Konferansın üçüncü davetlisi Corriere della Sera gazetesi ve Panorama dergisi için köşe yazıları yazan eski NATO ve Moskova büyükelçisi Sergio Romano'ydu. Romano ise İran'da yaşanan son gelişmeleri Negri ve Sabahi'den farklı olarak uluslararası düzlemde ve ABD ile ilişkiler çerçevesinde değerlendirdi.
Wall Street Journal'ın "darbe gibi seçim" başlıklı haberinden yola çıkan Romano, İran seçimlerinin polisiye yöntemlerle gerçekleştiğini ve hedefin bu seçimlerden muhafazakarların başarı ile çıkması olduğunu söyledi. "Muhafazakarlar kazandı çünkü İranlı seçmenlerin ancak yarısı sandık başına gidebildi" dedi.
Romano'ya göre bu sonuçta iki önemli neden öne çıktı. Birincisi İran'da askerler önemli bir ağırlığa sahip. İkincisi İran'da 70'ler ve 80'lerden bu yana otoriter bire rejim hakim ve sivil halk özgür değil.
Romano'ya göre İslam toplumunda kadın dinamiği önemli ve İran sınırlı bir özgürlükle yaşanabilir bir ülke. Romano, "ABD politikası ve İran'da dine dayalı yönetim biçimlerinin toplamını alırsanız bu son seçimlerin sonucunu anlamanıza yardımcı olur," dedi.
Romano'ya göre, ABD İran'a demokrasiyi getirmek gibi bir misyon üstlenmek istiyor. Bu nedenle de İran'daki yeni muhafazakarlar ile daha kolay bir iletişim kuracağı inancında. Bu seçim sonucu bir anlamda ABD'nin yakındoğuda yürüttüğü politikayı tamamlayan bir halka.
İran seçimlerini sağlıklı bir dış politika yürütemeyen AB için bir yenilgi,kaybedilmiş bir savaş, ABD açısından ise "bir başarı" olarak niteledi. "O kadar ki, ABD'de muhafazakar siyasetçiler, Bağdat yerine Tahran'a gitmeliydik," diye konuştuklarına dikkat çekti Romano.
İran seçimlerinin ABD'deki yansımaları konusunda ise ,ABD'nin Tahran'da olup-bitenden hoşnut kaldığının özellikle altını çizdi.

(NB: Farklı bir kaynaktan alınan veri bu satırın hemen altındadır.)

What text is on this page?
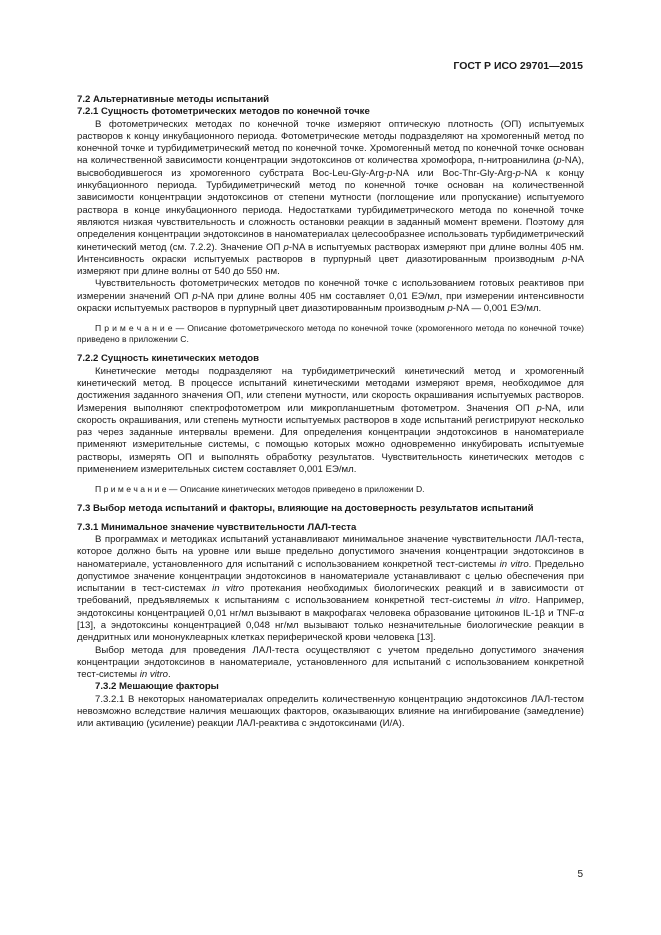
ГОСТ Р ИСО 29701—2015
7.2 Альтернативные методы испытаний
7.2.1 Сущность фотометрических методов по конечной точке
В фотометрических методах по конечной точке измеряют оптическую плотность (ОП) испытуемых растворов к концу инкубационного периода. Фотометрические методы подразделяют на хромогенный метод по конечной точке и турбидиметрический метод по конечной точке. Хромогенный метод по конечной точке основан на количественной зависимости концентрации эндотоксинов от количества хромофора, п-нитроанилина (p-NA), высвободившегося из хромогенного субстрата Boc-Leu-Gly-Arg-p-NA или Boc-Thr-Gly-Arg-p-NA к концу инкубационного периода. Турбидиметрический метод по конечной точке основан на количественной зависимости концентрации эндотоксинов от степени мутности (поглощение или пропускание) испытуемого раствора в конце инкубационного периода. Недостатками турбидиметрического метода по конечной точке являются низкая чувствительность и сложность остановки реакции в заданный момент времени. Поэтому для определения концентрации эндотоксинов в наноматериалах целесообразнее использовать турбидиметрический кинетический метод (см. 7.2.2). Значение ОП p-NA в испытуемых растворах измеряют при длине волны 405 нм. Интенсивность окраски испытуемых растворов в пурпурный цвет диазотированным производным p-NA измеряют при длине волны от 540 до 550 нм.
Чувствительность фотометрических методов по конечной точке с использованием готовых реактивов при измерении значений ОП p-NA при длине волны 405 нм составляет 0,01 ЕЭ/мл, при измерении интенсивности окраски испытуемых растворов в пурпурный цвет диазотированным производным p-NA — 0,001 ЕЭ/мл.
П р и м е ч а н и е — Описание фотометрического метода по конечной точке (хромогенного метода по конечной точке) приведено в приложении С.
7.2.2 Сущность кинетических методов
Кинетические методы подразделяют на турбидиметрический кинетический метод и хромогенный кинетический метод. В процессе испытаний кинетическими методами измеряют время, необходимое для достижения заданного значения ОП, или степени мутности, или скорость окрашивания испытуемых растворов. Измерения выполняют спектрофотометром или микропланшетным фотометром. Значения ОП p-NA, или скорость окрашивания, или степень мутности испытуемых растворов в ходе испытаний регистрируют несколько раз через заданные интервалы времени. Для определения концентрации эндотоксинов в наноматериале применяют измерительные системы, с помощью которых можно одновременно инкубировать испытуемые растворы, измерять ОП и выполнять обработку результатов. Чувствительность кинетических методов с применением измерительных систем составляет 0,001 ЕЭ/мл.
П р и м е ч а н и е — Описание кинетических методов приведено в приложении D.
7.3 Выбор метода испытаний и факторы, влияющие на достоверность результатов испытаний
7.3.1 Минимальное значение чувствительности ЛАЛ-теста
В программах и методиках испытаний устанавливают минимальное значение чувствительности ЛАЛ-теста, которое должно быть на уровне или выше предельно допустимого значения концентрации эндотоксинов в наноматериале, установленного для испытаний с использованием конкретной тест-системы in vitro. Предельно допустимое значение концентрации эндотоксинов в наноматериале устанавливают с целью обеспечения при испытании в тест-системах in vitro протекания необходимых биологических реакций и в зависимости от требований, предъявляемых к испытаниям с использованием конкретной тест-системы in vitro. Например, эндотоксины концентрацией 0,01 нг/мл вызывают в макрофагах человека образование цитокинов IL-1β и TNF-α [13], а эндотоксины концентрацией 0,048 нг/мл вызывают только незначительные биологические реакции в дендритных или мононуклеарных клетках периферической крови человека [13].
Выбор метода для проведения ЛАЛ-теста осуществляют с учетом предельно допустимого значения концентрации эндотоксинов в наноматериале, установленного для испытаний с использованием конкретной тест-системы in vitro.
7.3.2 Мешающие факторы
7.3.2.1 В некоторых наноматериалах определить количественную концентрацию эндотоксинов ЛАЛ-тестом невозможно вследствие наличия мешающих факторов, оказывающих влияние на ингибирование (замедление) или активацию (усиление) реакции ЛАЛ-реактива с эндотоксинами (И/А).
5
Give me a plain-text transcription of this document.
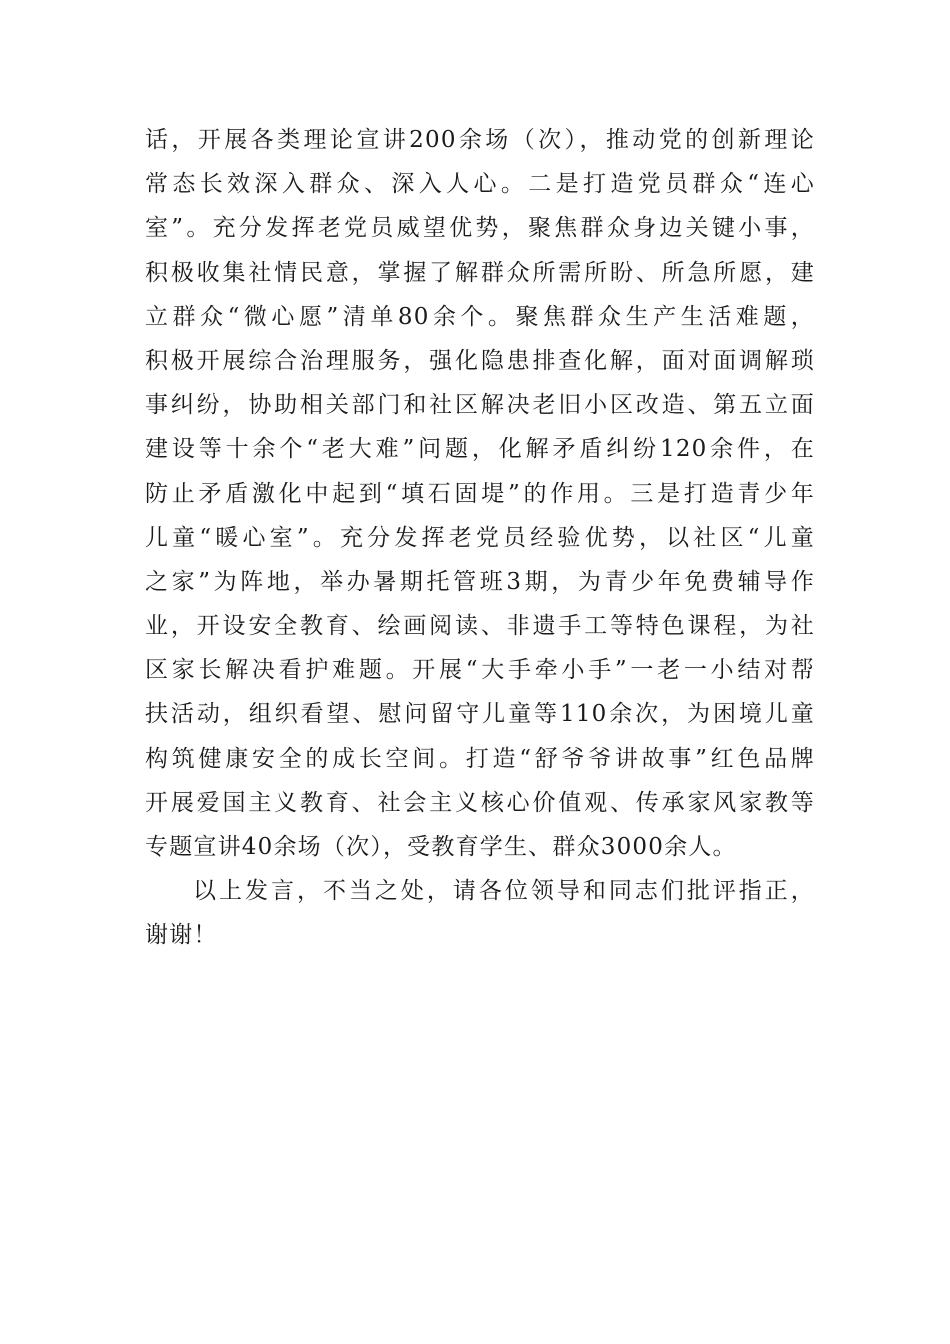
话，开展各类理论宣讲200余场（次），推动党的创新理论
常态长效深入群众、深入人心。二是打造党员群众“连心
室”。充分发挥老党员威望优势，聚焦群众身边关键小事，
积极收集社情民意，掌握了解群众所需所盼、所急所愿，建
立群众“微心愿”清单80余个。聚焦群众生产生活难题，
积极开展综合治理服务，强化隐患排查化解，面对面调解琐
事纠纷，协助相关部门和社区解决老旧小区改造、第五立面
建设等十余个“老大难”问题，化解矛盾纠纷120余件，在
防止矛盾激化中起到“填石固堤”的作用。三是打造青少年
儿童“暖心室”。充分发挥老党员经验优势，以社区“儿童
之家”为阵地，举办暑期托管班3期，为青少年免费辅导作
业，开设安全教育、绘画阅读、非遗手工等特色课程，为社
区家长解决看护难题。开展“大手牵小手”一老一小结对帮
扶活动，组织看望、慰问留守儿童等110余次，为困境儿童
构筑健康安全的成长空间。打造“舒爷爷讲故事”红色品牌
开展爱国主义教育、社会主义核心价值观、传承家风家教等
专题宣讲40余场（次），受教育学生、群众3000余人。
以上发言，不当之处，请各位领导和同志们批评指正，
谢谢！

ABD, "yeterli demokrasi" yok iddiası ile demokrasi dersi vermek gibi bir bahane ile İran'la ilişkilerini sıkı tutmaktan, "ılımlı müdahaleden" yana.
"Ama bu başarıyı nasıl kullanacaklarını bilmiyorlar. İran'da yeni-muhafazakarlar yönetime gelecek olursa belki onlarla bir mantık yürütülebilir. Bu arada ABD, İran'ın demokratikleşmesi için bir politika geliştirmeli görüşünü ortaya atan bir kesim de var."(AK/EK)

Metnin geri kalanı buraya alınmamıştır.